Democrat Hillary Clinton and Republican Donald Trump, who start out ahead after winning three of the four opening contests, seem likely to expand their lead in the delegate count on the day known as Super Tuesday. The question is whether their margins prove insurmountable.
"If Clinton stretches out to a 100-delegate lead, it will be tough … to catch up," said Josh Putnam, a political scientist at the University of Georgia who has studied the nominating process. "On the Republican side, there is a little more leeway. But a lot of chips have to fall in line for anyone to be able to overcome Trump at this point."
Clinton and Sanders are not that far apart in the number of pledged delegates. But Clinton enjoys a massive advantage among "super delegates," party leaders and other elected officials, who are free to support whomever they choose at the party convention in July.

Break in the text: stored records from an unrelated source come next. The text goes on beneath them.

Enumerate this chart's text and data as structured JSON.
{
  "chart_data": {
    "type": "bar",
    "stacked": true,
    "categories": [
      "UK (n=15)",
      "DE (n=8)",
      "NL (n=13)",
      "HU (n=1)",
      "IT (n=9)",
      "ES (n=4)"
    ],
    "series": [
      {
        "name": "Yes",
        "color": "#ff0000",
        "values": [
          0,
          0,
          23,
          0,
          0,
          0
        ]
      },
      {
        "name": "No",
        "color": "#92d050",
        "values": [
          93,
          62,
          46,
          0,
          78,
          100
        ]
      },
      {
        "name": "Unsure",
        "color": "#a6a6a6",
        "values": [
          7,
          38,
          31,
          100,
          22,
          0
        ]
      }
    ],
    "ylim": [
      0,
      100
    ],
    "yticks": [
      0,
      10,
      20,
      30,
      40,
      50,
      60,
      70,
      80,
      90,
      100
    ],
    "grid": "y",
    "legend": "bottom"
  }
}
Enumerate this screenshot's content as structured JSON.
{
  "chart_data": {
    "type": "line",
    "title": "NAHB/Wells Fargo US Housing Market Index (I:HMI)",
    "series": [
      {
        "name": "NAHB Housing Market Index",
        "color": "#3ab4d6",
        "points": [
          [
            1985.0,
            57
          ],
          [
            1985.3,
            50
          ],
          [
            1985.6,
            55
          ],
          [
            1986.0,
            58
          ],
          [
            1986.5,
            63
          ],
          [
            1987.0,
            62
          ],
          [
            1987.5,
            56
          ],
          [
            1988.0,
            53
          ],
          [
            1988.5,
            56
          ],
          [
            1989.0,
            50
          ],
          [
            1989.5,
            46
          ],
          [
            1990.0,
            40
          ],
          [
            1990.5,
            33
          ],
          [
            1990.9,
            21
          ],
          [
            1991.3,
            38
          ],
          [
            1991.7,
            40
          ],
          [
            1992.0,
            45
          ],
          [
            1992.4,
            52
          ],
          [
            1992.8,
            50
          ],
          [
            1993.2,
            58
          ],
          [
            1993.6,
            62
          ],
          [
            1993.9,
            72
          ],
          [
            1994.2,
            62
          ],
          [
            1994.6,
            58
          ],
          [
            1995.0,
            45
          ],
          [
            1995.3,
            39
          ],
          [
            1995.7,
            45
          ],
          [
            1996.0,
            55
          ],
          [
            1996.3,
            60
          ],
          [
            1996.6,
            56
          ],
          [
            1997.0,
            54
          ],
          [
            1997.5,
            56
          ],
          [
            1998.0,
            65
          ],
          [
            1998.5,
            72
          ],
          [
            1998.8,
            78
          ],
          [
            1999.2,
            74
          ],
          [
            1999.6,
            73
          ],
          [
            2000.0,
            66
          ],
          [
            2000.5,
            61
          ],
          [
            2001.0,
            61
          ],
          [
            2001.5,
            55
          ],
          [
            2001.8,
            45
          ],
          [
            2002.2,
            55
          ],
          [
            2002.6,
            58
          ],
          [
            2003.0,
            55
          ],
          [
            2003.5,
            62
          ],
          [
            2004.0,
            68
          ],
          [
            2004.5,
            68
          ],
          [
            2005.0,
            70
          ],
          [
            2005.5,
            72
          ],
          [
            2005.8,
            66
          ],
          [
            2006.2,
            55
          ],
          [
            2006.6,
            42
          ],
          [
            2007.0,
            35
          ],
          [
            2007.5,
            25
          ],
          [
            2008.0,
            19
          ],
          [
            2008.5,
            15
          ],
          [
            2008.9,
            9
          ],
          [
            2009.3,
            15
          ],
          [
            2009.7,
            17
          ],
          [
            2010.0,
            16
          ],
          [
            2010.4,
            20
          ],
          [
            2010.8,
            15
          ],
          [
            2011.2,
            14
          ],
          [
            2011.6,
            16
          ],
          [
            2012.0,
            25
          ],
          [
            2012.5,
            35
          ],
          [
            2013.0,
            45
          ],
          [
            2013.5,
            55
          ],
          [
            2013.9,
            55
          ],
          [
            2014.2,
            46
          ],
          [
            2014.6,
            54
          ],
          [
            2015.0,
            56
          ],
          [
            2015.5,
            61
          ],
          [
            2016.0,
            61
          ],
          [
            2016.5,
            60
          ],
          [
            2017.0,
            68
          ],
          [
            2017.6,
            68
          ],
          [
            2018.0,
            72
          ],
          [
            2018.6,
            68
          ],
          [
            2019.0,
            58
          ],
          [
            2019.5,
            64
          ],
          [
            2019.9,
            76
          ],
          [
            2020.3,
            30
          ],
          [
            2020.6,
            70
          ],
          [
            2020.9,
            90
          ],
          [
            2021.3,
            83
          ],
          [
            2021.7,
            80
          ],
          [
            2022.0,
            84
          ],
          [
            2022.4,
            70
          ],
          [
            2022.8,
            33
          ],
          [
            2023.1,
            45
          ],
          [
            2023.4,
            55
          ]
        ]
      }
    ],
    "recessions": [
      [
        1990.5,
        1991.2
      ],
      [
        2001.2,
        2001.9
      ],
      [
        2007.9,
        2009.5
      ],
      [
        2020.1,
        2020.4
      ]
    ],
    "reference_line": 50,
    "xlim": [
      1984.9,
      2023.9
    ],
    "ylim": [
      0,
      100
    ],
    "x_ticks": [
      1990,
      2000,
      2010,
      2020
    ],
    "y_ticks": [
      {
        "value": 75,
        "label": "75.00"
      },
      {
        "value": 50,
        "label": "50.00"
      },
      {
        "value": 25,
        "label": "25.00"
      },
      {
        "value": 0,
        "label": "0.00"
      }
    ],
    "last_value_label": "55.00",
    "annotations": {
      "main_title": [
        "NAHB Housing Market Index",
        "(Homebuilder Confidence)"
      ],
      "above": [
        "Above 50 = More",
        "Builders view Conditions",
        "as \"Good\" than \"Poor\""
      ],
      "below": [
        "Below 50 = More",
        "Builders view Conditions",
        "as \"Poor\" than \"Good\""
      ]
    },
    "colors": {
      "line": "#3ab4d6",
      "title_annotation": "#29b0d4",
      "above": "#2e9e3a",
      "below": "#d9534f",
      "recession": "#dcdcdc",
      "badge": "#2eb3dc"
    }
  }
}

To catch up, Sanders will have to perform much better than he has in every state so far save New Hampshire, which he won handily.
That could be difficult. Seven of the states voting Tuesday are in the South, where black voters make up a significant part of the Democratic electorate; African-Americans have been among Clinton's most loyal constituents.
Sanders will also be hampered by the way Democrats award their delegates. Even a candidate who loses a state can win a share of its delegates.
That system undercut Clinton when she ran for president in 2008. She carried several big states against then-Sen. Barack Obama but was unable to overcome the delegate lead he built early on.
"Under the proportional system it's very hard for someone to close even a small gap," Putnam said.
The rules on the Republican side are different: some delegates are awarded on a winner-take-all basis. But the climb will be no less steep for rivals trying to push past the front-running Trump.
The candidate with perhaps the most at stake on Tuesday is Sen. Ted Cruz, the winner of the Iowa caucuses. He is favored to carry his home state, though he may have to share some of its 155 delegates.
Cruz has focused his campaign on winning the support of evangelical Christians and the most ideologically conservative voters, and Super Tuesday, with its Southern flavor, was supposed to be his breakout moment.
Surprisingly, though, it is the irreligious Trump who has done best among evangelical voters in carrying New Hampshire, South Carolina and Nevada, and he is leading in most polls ahead of Tuesday. A poor showing could effectively end Cruz's campaign.
Two of Trump's other rivals, Florida Sen. Marco Rubio and Ohio Gov. John Kasich, finished second in New Hampshire and South Carolina, respectively. They have every incentive to hang on until their home states vote March 15 in big winner-take-all primaries.